There's a nice lady who lives across my Father. She's a outgoing lady who I think my Dad has developed a small crush on. The problem is that she is never at home in her apartment. There are a few tenants who pay for an apartment here but who are NEVER home. They basically treat their apartments like a grand storage shed with a bathroom, bedroom and a kitchen. Obviously they have another life elsewhere. I imagine my Dad gets just as lonely as I do, since we both never date. So he sees an intelligent older lady living across from him and at once he feels that she should have the same colony-minded outlook that he does. Since she's intelligent, after all. That this intelligent lady should hang around her own apartment and become part of the community HERE. The fellow who lives next to me also is never at his apartment. He uses his apartment as a glorified storage shed as well. Only coming back to his apartment to do some odds and ends once every month or so. 15 minutes later, he's gone and went. So my Dad sees this and also feels it is a shame he does not hand around to be a part of the community here at this apartment building. “Dad this is an apartment building. That's what happens in apartment buildings. That IS the community of apartment building life. Everyone wants to stay to themselves.” And he responds “Well, that's shame.”

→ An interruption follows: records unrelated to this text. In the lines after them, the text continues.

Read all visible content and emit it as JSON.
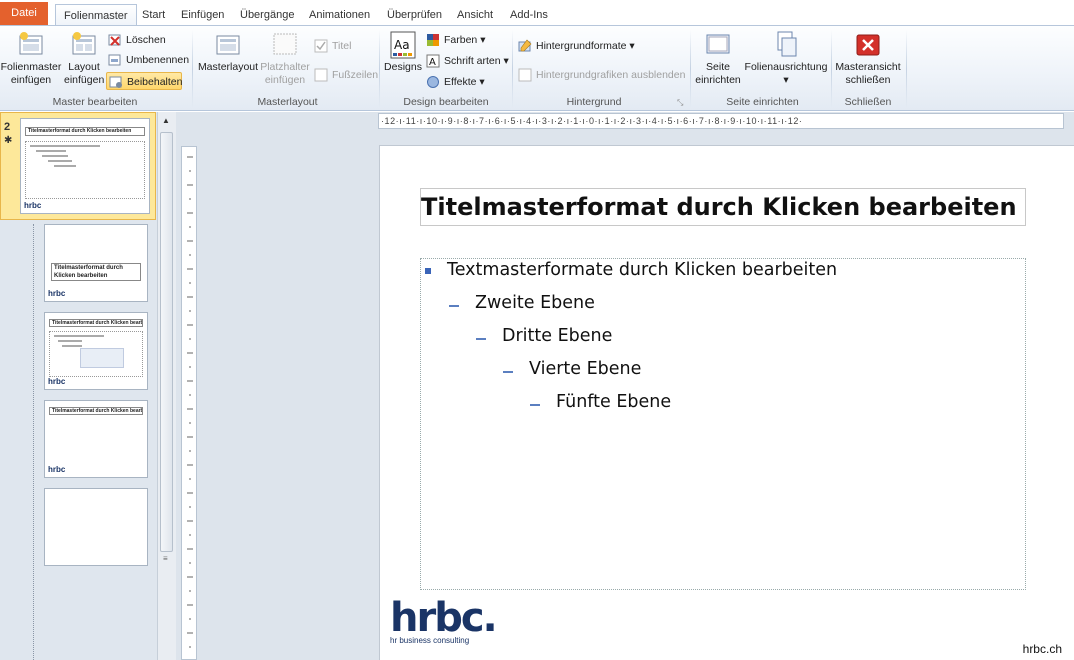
{
  "tabs": [
    {
      "label": "Datei"
    },
    {
      "label": "Folienmaster"
    },
    {
      "label": "Start"
    },
    {
      "label": "Einfügen"
    },
    {
      "label": "Übergänge"
    },
    {
      "label": "Animationen"
    },
    {
      "label": "Überprüfen"
    },
    {
      "label": "Ansicht"
    },
    {
      "label": "Add-Ins"
    }
  ],
  "ribbon": {
    "master_bearbeiten": {
      "label": "Master bearbeiten",
      "folienmaster_line1": "Folienmaster",
      "folienmaster_line2": "einfügen",
      "layout_line1": "Layout",
      "layout_line2": "einfügen",
      "loeschen": "Löschen",
      "umbenennen": "Umbenennen",
      "beibehalten": "Beibehalten"
    },
    "masterlayout": {
      "label": "Masterlayout",
      "masterlayout_btn": "Masterlayout",
      "platzhalter_line1": "Platzhalter",
      "platzhalter_line2": "einfügen",
      "titel": "Titel",
      "fusszeilen": "Fußzeilen"
    },
    "design": {
      "label": "Design bearbeiten",
      "designs": "Designs",
      "farben": "Farben",
      "schriftarten": "Schrift arten",
      "effekte": "Effekte"
    },
    "hintergrund": {
      "label": "Hintergrund",
      "formate": "Hintergrundformate",
      "ausblenden": "Hintergrundgrafiken ausblenden"
    },
    "seite": {
      "label": "Seite einrichten",
      "seite_line1": "Seite",
      "seite_line2": "einrichten",
      "ausrichtung": "Folienausrichtung"
    },
    "schliessen": {
      "label": "Schließen",
      "line1": "Masteransicht",
      "line2": "schließen"
    }
  },
  "thumbnails": {
    "selected_number": "2",
    "items": [
      {
        "title": "Titelmasterformat durch Klicken bearbeiten"
      },
      {
        "title": "Titelmasterformat durch Klicken bearbeiten"
      },
      {
        "title": "Titelmasterformat durch Klicken bearbeiten"
      },
      {
        "title": "Titelmasterformat durch Klicken bearbeiten"
      },
      {
        "title": ""
      }
    ],
    "logo": "hrbc"
  },
  "ruler": {
    "horizontal": "·12·ı·11·ı·10·ı·9·ı·8·ı·7·ı·6·ı·5·ı·4·ı·3·ı·2·ı·1·ı·0·ı·1·ı·2·ı·3·ı·4·ı·5·ı·6·ı·7·ı·8·ı·9·ı·10·ı·11·ı·12·"
  },
  "slide": {
    "title": "Titelmasterformat durch Klicken bearbeiten",
    "levels": [
      "Textmasterformate durch Klicken bearbeiten",
      "Zweite Ebene",
      "Dritte Ebene",
      "Vierte Ebene",
      "Fünfte Ebene"
    ],
    "logo_text": "hrbc.",
    "logo_subtitle": "hr business consulting",
    "url": "hrbc.ch"
  },
  "colors": {
    "file_tab": "#e4612d",
    "accent_blue": "#3a64b8",
    "logo_blue": "#1a3466",
    "highlight": "#ffd66b"
  }
}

And what has me even further irked by Dad's colony-minded attitude is that he wants this apartment building to have a greater sense of community but he takes part in practically none of the community sense that DOES exist here. Dad spends his whole day at his senior citizen's center. And by the time he comes home he's so tired and burnt out that he just hits the sack, watches a few hours of tv in between naps and goes to sleep all in preparation to do his whole routine again the next day. So he wants this apartment building to have a sense of community that he won't even take part in. We have Bingo on Tuesday and Thursday, which he rarely participates in any more. A “special Bingo” once a month to help fund the other two Bingo nights. And I fuss at him and tell him that if he wants this apartment building to have a better sense of community he could attend our bingos on Tuesday and Thursday instead of attending his senior citizen's center on those days. His reaction? “Meh. I've been going to the center for so long.”

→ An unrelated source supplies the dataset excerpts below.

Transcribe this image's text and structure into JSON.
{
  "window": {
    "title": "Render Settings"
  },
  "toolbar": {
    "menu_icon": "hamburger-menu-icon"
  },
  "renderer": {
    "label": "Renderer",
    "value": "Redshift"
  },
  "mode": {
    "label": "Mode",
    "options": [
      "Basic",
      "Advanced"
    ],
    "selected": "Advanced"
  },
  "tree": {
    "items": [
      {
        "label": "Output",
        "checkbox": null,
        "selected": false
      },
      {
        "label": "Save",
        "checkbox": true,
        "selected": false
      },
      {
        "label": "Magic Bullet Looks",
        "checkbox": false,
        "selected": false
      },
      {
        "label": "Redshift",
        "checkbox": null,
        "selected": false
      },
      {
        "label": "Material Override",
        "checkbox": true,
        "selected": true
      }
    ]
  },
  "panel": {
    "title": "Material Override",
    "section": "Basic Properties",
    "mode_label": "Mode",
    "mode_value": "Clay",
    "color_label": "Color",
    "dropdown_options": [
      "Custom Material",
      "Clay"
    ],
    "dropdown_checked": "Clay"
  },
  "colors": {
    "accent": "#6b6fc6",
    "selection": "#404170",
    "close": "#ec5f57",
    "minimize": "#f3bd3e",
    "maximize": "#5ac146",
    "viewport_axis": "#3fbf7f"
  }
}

Yeah. There's that good 'ole Iron clad Aspie routine tendency.
My Dad continually fusses about this apartment building not having the colony sense of structure that makes sense to him but he's unwilling to participate in the things that would help turn this place into a better community.

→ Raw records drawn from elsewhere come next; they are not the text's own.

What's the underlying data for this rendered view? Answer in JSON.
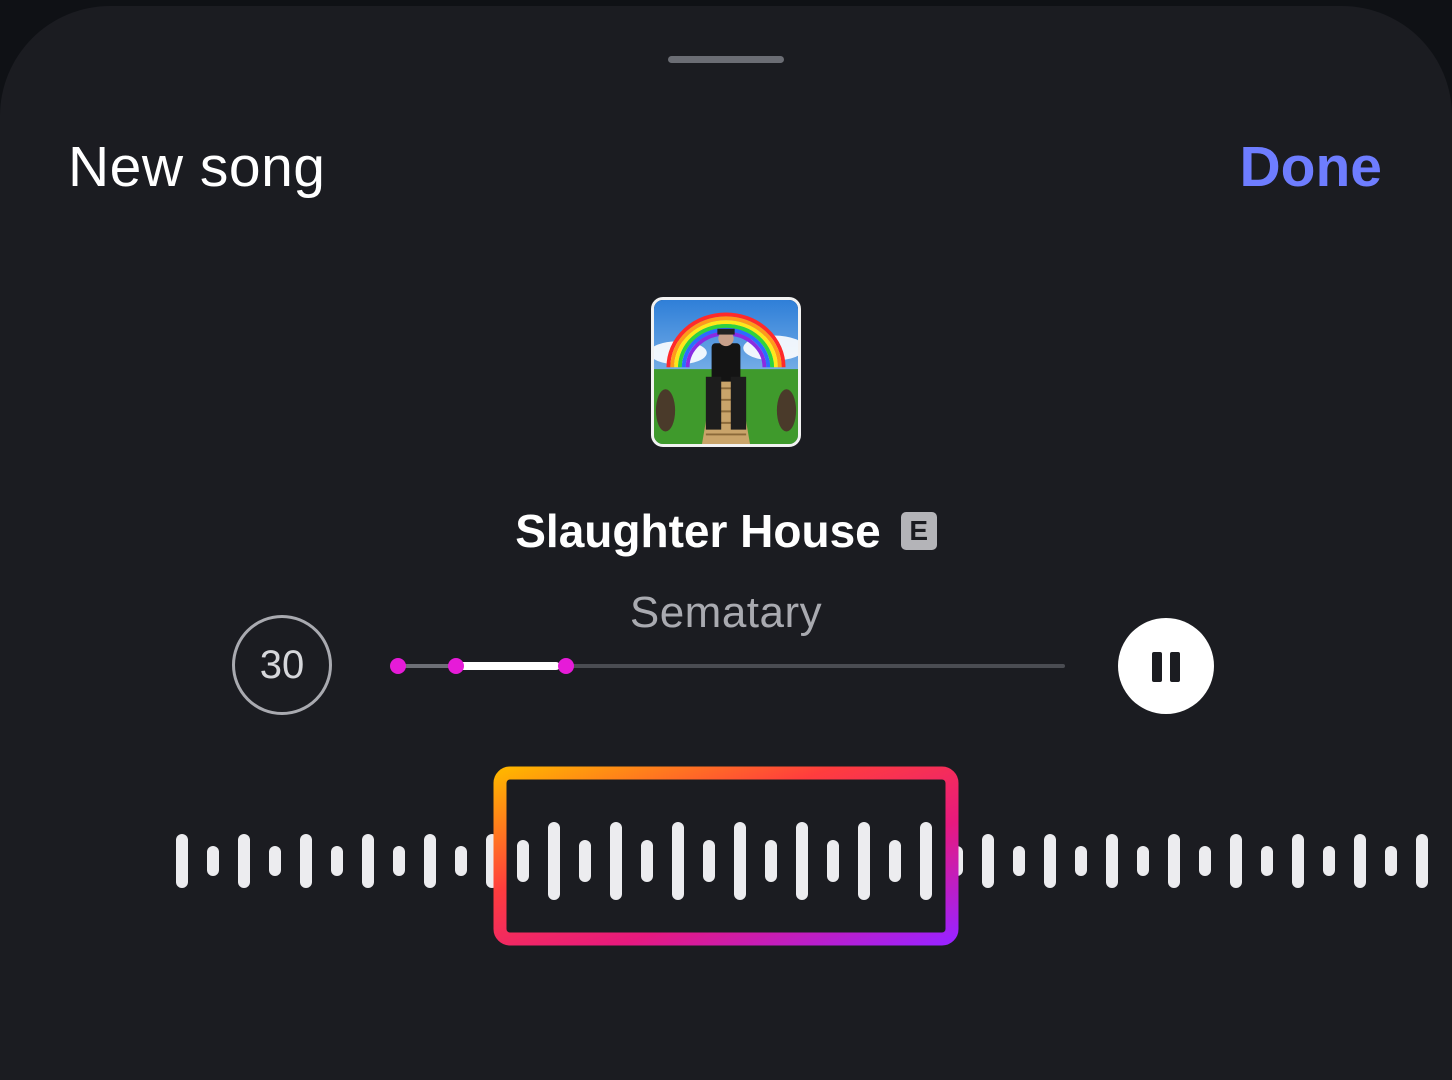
{
  "header": {
    "title": "New song",
    "done_label": "Done"
  },
  "track": {
    "title": "Slaughter House",
    "explicit_badge": "E",
    "artist": "Sematary",
    "artwork_icon": "album-artwork"
  },
  "controls": {
    "duration_label": "30",
    "pause_icon": "pause-icon"
  },
  "scrubber": {
    "selection_start": 0.09,
    "selection_end": 0.26,
    "playhead": 0.24
  },
  "waveform": {
    "selection_start_fraction": 0.34,
    "selection_end_fraction": 0.66
  },
  "colors": {
    "background": "#1b1c21",
    "accent_blue": "#6e7dff",
    "magenta": "#e61bd8",
    "gradient": [
      "#ffb300",
      "#ff3d3d",
      "#e7197e",
      "#9b22ff"
    ]
  }
}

In closing, it's this whole ant-like sense of colony-minded community that my Dad's way of thinking that has me twisted all up in a bunch. I am forever and always having to take the gentlest and most diplomatic methods of showing my Father how to look past this colony-minded reality he believes in. I am forever trying to spoon feed my Dad the real version of reality without catastrophically overshadowing his own vision of reality. And it is very, very taxing. My dad doesn't think of real life as the NT world does. Thankfully I have a better grasp of life that he does but not by very much. He is an intelligent and wise man. He's on the level about many things. He's an articulate and whip smart about many current things. But it's this whole colony-minded reality he just thinks the rest of the world also exists within as well. And it's only that part that has me forever grinding my teeth, jaws clenched and always trying to compensate by trying to live in 3 worlds: The NT world, my Father's world and my own world. Threading them all together has been very difficult for me.